In an interview for Deutschland.de, Beate Rudolf, Director of the German Institute for Human Rights said: “I see a threat in authoritarian tendencies that propagate inhuman ideologies and are even able to implement them in government policies.”

She was speaking about threats to human rights and the rule of law in EU member states such as Poland and Hungary but her remarks could equally be applied to many current policies towards refugees and other migrants.

How can the EU reverse these tendencies? When will Europeans be able to live up to the image we have of ourselves as responsible global citizens?  Two recent events may provide the key:

Firstly, the huge explosions that rocked Beirut on 4 August which left more than 200 dead or missing (including at least 34 refugees), injured 6,000 and made 300,000 people homeless must be seen as a wake-up call.  This was an accident waiting to happen, a consequence of deep structural problems in Lebanese politics and society and the demonstrations that followed the explosions testify to that.

Long years of disengagement by the EU and international institutions is part of that story. That is why President Macron’s swift response to the crisis is so significant. Visiting Beirut within two days of the accident, Macron not only pledged financial support but also challenged the Lebanese political class, calling for a transparent committee of inquiry.  That was not seen by most of the Lebanese public as Western interference but rather as a necessary and welcome expression of France and Europe’s responsibilities in the region.

A coordinated approach

Europe’s commitment to the Mediterranean must run deeper than turning refugees back from our shores. We need a coordinated approach based on development, security and human rights. Turning our backs on the challenges we face in the world leaves a moral and political vacuum, easily exploited by states, such as Turkey, which compete with the EU for influence in the region. 

Secondly, the COVID pandemic is having a transformative effect on how we see the world and other people. We are rediscovering the importance of empathy. We admire sacrifices made by migrant workers at all social levels to protect our health.

And yet a change in the attitudes of the public is not leading to a change of approach by law-makers. If anything, policy is becoming more restrictive. Without safe and legal routes, human traffickers and people smugglers continue to prey on vulnerable refugees and migrants and put their lives at risk. 

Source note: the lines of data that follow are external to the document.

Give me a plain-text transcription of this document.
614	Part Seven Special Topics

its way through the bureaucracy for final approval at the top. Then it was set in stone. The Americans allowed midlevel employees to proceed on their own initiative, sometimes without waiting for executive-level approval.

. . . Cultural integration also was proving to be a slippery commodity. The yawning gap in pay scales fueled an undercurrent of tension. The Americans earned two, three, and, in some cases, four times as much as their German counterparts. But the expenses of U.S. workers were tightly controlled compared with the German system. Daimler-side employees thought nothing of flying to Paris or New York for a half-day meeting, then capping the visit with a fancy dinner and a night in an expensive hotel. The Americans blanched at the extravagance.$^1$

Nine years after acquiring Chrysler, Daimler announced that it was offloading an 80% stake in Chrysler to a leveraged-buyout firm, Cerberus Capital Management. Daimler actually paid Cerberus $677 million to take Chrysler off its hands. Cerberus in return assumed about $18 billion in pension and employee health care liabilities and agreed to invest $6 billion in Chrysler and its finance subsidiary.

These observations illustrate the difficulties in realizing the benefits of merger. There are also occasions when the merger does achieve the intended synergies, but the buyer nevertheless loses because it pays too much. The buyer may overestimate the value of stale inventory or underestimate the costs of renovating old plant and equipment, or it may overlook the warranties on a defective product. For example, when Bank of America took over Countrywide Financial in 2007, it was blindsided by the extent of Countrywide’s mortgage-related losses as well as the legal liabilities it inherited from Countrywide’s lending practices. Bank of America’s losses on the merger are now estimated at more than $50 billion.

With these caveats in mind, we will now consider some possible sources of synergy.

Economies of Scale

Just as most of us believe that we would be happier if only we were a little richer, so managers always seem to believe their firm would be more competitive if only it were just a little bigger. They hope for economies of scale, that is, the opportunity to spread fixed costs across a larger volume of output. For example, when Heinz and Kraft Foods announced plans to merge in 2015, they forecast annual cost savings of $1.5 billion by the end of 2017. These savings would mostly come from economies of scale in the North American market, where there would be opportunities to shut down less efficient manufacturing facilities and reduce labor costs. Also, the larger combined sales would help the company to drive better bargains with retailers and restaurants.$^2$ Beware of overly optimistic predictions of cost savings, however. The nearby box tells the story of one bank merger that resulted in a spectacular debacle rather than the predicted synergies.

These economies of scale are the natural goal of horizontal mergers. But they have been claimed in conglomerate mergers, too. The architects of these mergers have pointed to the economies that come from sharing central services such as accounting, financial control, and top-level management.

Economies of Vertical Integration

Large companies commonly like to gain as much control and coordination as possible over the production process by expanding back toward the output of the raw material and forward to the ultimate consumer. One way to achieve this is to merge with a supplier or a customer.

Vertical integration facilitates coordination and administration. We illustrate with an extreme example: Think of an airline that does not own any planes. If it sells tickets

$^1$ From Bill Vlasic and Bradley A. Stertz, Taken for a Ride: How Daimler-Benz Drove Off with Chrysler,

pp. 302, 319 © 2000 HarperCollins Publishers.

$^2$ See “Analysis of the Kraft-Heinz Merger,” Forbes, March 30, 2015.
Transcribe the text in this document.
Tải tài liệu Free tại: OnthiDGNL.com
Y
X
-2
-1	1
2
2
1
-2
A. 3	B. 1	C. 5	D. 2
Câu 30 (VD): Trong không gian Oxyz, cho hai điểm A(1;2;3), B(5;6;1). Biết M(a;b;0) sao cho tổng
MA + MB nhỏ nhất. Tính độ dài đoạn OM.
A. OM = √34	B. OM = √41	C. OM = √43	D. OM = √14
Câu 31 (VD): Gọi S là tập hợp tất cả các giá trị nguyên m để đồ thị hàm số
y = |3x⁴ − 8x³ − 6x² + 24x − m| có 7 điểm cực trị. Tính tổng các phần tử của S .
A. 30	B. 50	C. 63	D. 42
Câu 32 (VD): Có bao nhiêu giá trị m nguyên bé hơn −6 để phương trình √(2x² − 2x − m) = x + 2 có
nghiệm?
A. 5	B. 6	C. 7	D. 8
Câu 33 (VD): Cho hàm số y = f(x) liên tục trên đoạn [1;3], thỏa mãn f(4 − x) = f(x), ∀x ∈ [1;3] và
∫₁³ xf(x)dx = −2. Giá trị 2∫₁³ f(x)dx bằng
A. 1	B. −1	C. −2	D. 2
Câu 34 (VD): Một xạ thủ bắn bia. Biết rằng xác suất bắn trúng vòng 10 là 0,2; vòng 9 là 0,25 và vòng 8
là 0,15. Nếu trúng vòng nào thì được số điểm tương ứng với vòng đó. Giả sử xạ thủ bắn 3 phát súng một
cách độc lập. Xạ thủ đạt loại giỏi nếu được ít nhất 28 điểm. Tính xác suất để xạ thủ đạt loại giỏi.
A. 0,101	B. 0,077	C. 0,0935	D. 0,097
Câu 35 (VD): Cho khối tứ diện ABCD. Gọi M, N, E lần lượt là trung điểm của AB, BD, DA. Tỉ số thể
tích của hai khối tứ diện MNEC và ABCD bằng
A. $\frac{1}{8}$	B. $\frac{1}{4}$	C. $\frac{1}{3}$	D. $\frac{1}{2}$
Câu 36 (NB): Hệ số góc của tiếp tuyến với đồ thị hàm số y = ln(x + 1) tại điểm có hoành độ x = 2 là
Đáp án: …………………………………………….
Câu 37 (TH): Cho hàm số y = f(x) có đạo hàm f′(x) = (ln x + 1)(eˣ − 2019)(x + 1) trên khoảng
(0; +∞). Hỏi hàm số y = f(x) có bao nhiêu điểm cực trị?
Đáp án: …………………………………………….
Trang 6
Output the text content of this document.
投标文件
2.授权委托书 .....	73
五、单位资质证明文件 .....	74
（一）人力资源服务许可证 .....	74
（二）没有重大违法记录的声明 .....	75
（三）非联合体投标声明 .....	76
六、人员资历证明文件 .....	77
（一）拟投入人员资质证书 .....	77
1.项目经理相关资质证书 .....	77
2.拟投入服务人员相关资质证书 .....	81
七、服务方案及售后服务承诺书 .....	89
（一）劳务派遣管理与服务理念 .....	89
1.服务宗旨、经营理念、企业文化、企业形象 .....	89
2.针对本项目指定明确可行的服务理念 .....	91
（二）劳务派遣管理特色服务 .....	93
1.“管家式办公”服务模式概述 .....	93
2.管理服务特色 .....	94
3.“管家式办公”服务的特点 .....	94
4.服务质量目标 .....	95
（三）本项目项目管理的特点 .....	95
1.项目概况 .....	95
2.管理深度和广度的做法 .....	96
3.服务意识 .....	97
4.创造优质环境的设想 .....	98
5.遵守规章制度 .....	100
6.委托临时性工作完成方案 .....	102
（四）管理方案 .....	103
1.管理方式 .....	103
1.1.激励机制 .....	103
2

When public opinion turns against migrants, governments adopt more restrictive legislation but when attitudes change back, policy remains the same.

Meanwhile cramped conditions and a lack of basic hygiene in the refugee camps in Greece, heighten the risk to refugees, volunteers and staff who work there and to the local population. This August has seen the first reported COVID outbreak, leading to calls for immediate evacuation of all the island camps.

Commenting further in her interview with Deutschland.de, Beate Rudolf said: “The second threat to human rights is when people take them for granted. The state will only respect human rights, when people demand them.”

There is a ratchet effect when it comes to public opinion and immigration policy. When public opinion turns against migrants, governments adopt more restrictive legislation but when attitudes change back, policy remains the same.

Civil society has a key role to play in shifting the political narrative.  Many of those who are saving lives in Europe were themselves refugees or other migrants and we should say so. They are part of the solution to the challenges Europe faces, not part of the problem.

This World Humanitarian Day, we Europeans, find ourselves in the midst of a humanitarian crisis of our own. Recognising the value and inter-connectedness of each human life can make our societies more resilient. It’s high time we learned to do so.